School of Foreign Studies, Tongji University, Shanghai, China.
Research Center for Ageing, Language and Care, Tongji University, Shanghai, China.
Front Public Health. 2024 Aug 8;12:1417966. doi: 10.3389/fpubh.2024.1417966. eCollection 2024.
Speech analysis has been expected to help as a screening tool for early detection of Alzheimer's disease (AD) and mild-cognitively impairment (MCI). Acoustic features and linguistic features are usually used in speech analysis. However, no studies have yet determined which type of features provides better screening effectiveness, especially in the large aging population of China.
Firstly, to compare the screening effectiveness of acoustic features, linguistic features, and their combination using the same dataset. Secondly, to develop Chinese automated diagnosis model using self-collected natural discourse data obtained from native Chinese speakers.
A total of 92 participants from communities in Shanghai, completed MoCA-B and a picture description task based on the Cookie Theft under the guidance of trained operators, and were divided into three groups including AD, MCI, and heathy control (HC) based on their MoCA-B score. Acoustic features (Pitches, Jitter, Shimmer, MFCCs, Formants) and linguistic features (part-of-speech, type-token ratio, information words, information units) are extracted. The machine algorithms used in this study included logistic regression, random forest (RF), support vector machines (SVM), Gaussian Naive Bayesian (GNB), and k-Nearest neighbor (kNN). The validation accuracies of the same ML model using acoustic features, linguistic features, and their combination were compared.

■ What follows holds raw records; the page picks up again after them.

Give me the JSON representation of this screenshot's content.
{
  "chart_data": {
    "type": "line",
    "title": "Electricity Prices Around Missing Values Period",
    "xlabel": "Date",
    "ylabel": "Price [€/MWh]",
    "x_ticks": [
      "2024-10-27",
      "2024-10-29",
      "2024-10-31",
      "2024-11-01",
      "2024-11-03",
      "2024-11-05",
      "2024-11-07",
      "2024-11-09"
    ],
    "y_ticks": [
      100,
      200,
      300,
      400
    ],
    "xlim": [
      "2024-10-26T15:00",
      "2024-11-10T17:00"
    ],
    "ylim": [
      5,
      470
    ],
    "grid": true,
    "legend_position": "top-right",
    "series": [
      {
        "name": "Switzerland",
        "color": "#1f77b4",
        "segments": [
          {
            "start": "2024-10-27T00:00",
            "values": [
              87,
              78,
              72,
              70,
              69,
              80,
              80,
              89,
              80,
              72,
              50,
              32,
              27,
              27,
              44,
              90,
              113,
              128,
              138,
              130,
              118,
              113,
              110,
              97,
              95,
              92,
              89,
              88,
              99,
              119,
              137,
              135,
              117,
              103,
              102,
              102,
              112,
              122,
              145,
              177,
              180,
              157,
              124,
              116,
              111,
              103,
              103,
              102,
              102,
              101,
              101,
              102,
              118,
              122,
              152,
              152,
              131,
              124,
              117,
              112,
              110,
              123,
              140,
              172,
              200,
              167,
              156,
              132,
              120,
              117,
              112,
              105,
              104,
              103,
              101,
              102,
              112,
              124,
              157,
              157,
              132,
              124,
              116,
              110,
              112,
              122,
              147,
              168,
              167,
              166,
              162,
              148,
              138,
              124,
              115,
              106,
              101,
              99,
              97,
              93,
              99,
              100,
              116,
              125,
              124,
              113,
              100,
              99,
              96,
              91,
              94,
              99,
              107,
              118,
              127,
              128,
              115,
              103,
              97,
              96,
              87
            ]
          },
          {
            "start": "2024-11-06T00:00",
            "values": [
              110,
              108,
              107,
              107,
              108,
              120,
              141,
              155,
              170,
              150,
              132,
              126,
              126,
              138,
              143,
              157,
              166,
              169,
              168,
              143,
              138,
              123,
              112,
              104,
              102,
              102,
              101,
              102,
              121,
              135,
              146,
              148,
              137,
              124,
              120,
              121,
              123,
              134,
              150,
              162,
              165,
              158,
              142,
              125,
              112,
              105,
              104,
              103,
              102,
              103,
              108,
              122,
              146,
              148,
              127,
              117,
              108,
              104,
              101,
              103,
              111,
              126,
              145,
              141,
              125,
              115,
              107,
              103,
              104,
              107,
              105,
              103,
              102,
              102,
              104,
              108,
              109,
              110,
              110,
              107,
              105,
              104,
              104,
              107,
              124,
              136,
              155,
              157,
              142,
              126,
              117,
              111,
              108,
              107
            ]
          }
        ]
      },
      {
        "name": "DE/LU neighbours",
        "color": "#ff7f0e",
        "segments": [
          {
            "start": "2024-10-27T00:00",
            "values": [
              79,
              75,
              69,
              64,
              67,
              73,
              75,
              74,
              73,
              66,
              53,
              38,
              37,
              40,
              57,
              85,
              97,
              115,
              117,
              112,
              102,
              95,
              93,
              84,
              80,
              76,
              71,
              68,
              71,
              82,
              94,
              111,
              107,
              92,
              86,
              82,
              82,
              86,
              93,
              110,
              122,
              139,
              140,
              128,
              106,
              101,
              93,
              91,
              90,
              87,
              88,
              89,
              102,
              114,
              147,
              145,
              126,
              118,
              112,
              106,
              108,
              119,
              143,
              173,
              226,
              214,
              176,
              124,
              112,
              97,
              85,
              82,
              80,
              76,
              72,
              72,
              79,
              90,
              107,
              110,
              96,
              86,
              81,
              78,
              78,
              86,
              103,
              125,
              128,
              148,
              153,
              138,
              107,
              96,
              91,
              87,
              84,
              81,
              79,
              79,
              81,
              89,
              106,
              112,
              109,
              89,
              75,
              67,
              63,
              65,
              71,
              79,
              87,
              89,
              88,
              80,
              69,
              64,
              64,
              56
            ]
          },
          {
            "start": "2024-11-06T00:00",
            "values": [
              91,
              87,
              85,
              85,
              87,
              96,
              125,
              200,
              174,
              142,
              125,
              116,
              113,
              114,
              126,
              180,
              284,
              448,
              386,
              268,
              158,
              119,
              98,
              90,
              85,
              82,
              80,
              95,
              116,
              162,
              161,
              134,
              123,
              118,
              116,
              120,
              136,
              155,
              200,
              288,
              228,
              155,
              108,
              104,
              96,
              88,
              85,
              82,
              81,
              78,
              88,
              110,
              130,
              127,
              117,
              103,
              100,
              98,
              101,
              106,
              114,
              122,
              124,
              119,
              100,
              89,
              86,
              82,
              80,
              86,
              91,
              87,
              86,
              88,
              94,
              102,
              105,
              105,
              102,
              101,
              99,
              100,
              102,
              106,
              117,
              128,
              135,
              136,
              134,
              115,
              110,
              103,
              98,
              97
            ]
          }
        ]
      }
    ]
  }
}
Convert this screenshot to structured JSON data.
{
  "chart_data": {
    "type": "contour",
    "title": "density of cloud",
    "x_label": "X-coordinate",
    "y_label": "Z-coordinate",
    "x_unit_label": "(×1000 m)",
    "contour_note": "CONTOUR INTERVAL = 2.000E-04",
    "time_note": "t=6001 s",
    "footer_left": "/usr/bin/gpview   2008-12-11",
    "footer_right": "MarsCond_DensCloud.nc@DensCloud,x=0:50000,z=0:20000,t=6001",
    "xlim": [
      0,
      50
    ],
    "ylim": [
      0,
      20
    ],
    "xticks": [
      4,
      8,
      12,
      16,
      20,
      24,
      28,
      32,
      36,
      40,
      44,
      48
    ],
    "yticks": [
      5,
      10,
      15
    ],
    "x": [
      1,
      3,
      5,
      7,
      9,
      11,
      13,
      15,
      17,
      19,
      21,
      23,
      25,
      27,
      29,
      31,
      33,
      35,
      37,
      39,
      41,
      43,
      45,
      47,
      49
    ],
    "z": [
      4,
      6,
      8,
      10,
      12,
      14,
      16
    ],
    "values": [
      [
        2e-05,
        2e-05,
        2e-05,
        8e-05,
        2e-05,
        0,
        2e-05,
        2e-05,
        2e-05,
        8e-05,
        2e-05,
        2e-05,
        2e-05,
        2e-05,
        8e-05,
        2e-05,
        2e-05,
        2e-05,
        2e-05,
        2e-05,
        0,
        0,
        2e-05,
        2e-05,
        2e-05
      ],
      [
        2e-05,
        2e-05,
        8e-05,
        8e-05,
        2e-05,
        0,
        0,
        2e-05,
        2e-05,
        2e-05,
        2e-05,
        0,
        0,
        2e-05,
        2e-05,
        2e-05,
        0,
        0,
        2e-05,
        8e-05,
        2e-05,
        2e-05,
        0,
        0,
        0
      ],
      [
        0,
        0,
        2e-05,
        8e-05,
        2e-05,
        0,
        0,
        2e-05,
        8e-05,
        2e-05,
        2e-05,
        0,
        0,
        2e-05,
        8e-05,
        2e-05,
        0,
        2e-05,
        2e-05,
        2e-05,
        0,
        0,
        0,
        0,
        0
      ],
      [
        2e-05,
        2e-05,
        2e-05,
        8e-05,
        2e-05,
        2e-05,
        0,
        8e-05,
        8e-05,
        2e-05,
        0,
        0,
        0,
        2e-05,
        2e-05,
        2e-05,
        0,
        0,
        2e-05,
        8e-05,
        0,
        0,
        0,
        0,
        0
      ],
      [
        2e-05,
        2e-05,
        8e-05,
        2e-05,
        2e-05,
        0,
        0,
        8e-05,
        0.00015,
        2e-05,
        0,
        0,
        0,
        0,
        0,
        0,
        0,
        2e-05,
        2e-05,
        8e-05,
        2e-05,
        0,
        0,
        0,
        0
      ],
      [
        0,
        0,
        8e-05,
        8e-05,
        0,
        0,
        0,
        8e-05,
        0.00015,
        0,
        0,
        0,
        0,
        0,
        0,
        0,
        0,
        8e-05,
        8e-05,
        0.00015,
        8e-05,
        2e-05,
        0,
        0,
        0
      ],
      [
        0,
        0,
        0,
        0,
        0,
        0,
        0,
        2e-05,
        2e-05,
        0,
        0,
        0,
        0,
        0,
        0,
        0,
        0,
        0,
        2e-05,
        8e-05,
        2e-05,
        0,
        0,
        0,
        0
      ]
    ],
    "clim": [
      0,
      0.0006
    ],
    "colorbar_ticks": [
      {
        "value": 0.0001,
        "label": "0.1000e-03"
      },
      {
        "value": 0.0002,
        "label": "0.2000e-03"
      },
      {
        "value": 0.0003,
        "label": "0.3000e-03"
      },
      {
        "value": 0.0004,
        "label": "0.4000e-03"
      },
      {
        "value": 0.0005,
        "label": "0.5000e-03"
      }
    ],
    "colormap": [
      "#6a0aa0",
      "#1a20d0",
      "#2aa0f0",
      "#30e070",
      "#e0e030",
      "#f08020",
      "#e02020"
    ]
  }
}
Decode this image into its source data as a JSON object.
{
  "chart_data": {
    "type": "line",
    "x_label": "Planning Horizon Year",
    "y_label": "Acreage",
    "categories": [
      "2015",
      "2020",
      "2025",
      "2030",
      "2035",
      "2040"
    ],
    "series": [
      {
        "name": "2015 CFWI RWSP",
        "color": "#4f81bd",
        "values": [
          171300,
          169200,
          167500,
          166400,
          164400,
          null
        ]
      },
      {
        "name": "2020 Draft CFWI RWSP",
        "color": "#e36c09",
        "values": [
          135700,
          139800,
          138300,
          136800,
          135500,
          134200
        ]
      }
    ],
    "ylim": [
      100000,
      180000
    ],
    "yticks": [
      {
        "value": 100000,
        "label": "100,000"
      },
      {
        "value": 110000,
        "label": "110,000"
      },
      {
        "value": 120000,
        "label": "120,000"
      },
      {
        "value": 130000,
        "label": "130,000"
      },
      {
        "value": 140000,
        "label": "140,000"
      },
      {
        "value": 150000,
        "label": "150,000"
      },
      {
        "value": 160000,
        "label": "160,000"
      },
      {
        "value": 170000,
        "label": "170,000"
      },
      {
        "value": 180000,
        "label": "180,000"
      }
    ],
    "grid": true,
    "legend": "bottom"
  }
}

The accuracy with linguistic features is generally higher than acoustic features in training. The highest accuracy to differentiate HC and AD is 80.77% achieved by SVM, based on all the features extracted from the speech data, while the highest accuracy to differentiate HC and AD or MCI is 80.43% achieved by RF, based only on linguistic features.
Our results suggest the utility and validity of linguistic features in the automated diagnosis of cognitive impairment, and validated the applicability of automated diagnosis for Chinese language data.
语音分析有望作为一种筛查工具,用于阿尔茨海默病(AD)和轻度认知障碍(MCI)的早期检测。语音分析通常使用声学特征和语言特征。然而,目前还没有研究确定哪种类型的特征提供更好的筛查效果,尤其是在中国庞大的老龄化人口中。
首先,使用相同的数据集比较声学特征、语言特征及其组合的筛查效果。其次,使用从母语为汉语的人那里收集的自然话语数据,开发中文自动诊断模型。
共有 92 名来自上海社区的参与者在经过培训的操作人员的指导下完成了 MoCA-B 和基于 Cookie 盗窃的图片描述任务,并根据 MoCA-B 得分分为 AD、MCI 和健康对照组(HC)三组。提取声学特征(音高、抖动、颤动、MFCC、共振峰)和语言特征(词性、词类比、信息词、信息单位)。本研究中使用的机器算法包括逻辑回归、随机森林(RF)、支持向量机(SVM)、高斯朴素贝叶斯(GNB)和 k-最近邻(kNN)。比较了使用声学特征、语言特征及其组合的相同 ML 模型的验证精度。
在训练中,语言特征的准确性通常高于声学特征。SVM 基于从语音数据中提取的所有特征,区分 HC 和 AD 的准确率最高为 80.77%,而 RF 仅基于语言特征,区分 HC 和 AD 或 MCI 的准确率最高为 80.43%。
我们的结果表明语言特征在认知障碍的自动诊断中具有实用性和有效性,并验证了自动诊断对中文语言数据的适用性。